While potentially counterintuitive at first blush, “bricks and clicks” can happily coexist under the same banner, particularly for retailers of big-ticket items like furniture. In a lot of cases, online shoppers are already using physical locations to try out pieces of furniture, then going home and shopping online to find the best price. As frustrating as you might think this is, it is one of the primary reasons you should be using e-commerce to bolster your brick and mortar sales.
Alleviates Credibility Concerns
While the internet may have put a significant dent in traditional retailing, it turns out there are things shopping virtually will not satisfy. Chief amongst them, many customers still have a certain amount of trepidation about making a large purchase from a company they have never seen. You eliminate that concern with a brick and mortar location serving as the foundation of your ecommerce presence. This can be quite profitable too. A recent study by Smart Insights found these “omnichannel” consumers tend to spend 3.5 times more.
People Like Touching Things
“Shoppers will always want to touch, feel, and experience a product in the flesh before they purchase it,” Zoё Kelly, planning director at Vivid, a shopper marketing agency, told The Guardian. “They might use digital to research and narrow down their choice, but when it comes to paying, they want to see it in the flesh and make sure it is the right choice.”
With this in mind, you can use your online presence to draw physical shoppers into your store. “Old-school” retailers like J.C. Penney, Nordstrom, and Macy’s are leveraging their brick and mortar operations in this fashion, allowing shoppers to buy online and pick up items in the store. This also fulfills the human desire for instant gratification, as customers can go get their purchases the same day if they would like, which also eliminates shipping costs.
When you open a furniture store, you are going to get a lot of people who just want to see how a sofa sits, how tall that barstool is in actuality, and whether or not that mattress really is as comfortable as sleeping in the arms of an angel. Your brick and mortar location will provide them with the opportunity to do so and give you an opportunity to draw them to your ecommerce presence for the actual purchase. After all, most furniture has to be delivered anyway. You can have online-only exclusives, as well as in-store exclusives. If an item is a really hot seller, you can use it to lure shoppers into the store to make the purchase by making it an in-store item only — at an irresistible price.

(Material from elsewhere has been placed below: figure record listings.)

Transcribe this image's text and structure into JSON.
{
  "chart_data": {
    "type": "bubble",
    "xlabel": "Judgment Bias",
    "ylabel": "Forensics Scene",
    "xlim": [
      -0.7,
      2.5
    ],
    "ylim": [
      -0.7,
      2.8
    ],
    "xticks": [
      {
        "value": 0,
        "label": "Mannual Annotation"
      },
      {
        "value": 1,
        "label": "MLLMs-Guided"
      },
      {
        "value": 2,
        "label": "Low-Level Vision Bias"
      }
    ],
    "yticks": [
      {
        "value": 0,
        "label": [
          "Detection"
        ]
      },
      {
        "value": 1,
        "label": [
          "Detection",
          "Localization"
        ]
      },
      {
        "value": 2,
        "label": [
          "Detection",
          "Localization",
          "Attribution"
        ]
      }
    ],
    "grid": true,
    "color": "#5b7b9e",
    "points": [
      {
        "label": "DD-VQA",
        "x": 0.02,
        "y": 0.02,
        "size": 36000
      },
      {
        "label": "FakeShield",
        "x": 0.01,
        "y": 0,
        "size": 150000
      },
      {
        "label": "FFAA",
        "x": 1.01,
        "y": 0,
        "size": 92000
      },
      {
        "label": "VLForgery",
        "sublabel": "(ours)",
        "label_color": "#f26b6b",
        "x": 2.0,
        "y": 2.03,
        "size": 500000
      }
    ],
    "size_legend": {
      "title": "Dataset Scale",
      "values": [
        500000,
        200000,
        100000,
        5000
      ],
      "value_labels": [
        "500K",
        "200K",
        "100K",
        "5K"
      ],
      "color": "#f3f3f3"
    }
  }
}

Amazon Has Figured This Out
Ironically, this “clicks and bricks” strategy is now being employed by one of the last retailers you would expect to see put it into play. Amazon, the online behemoth considered singularly responsible for relegating the neighborhood bookstore to near irrelevancy, has now started opening brick and mortar locations. Among the reasons cited: physical locations give shoppers the opportunity to try out its Kindle e-readers and streaming TV service, as well as its Echo and Alexa products. The company is also experimenting with automating the traditional retail experience with its Amazon Go checkout-free shopping environment.
Interestingly, with that development, retail’s embrace of bricks and clicks brings shopping full circle. While e-commerce relentlessly battered traditional retailing in its earliest days, smart retailers have figured out the two sales channels can actually be complementary. Using ecommerce to bolster brick and mortar sales could well be the edge you need to make your furniture store more profitable.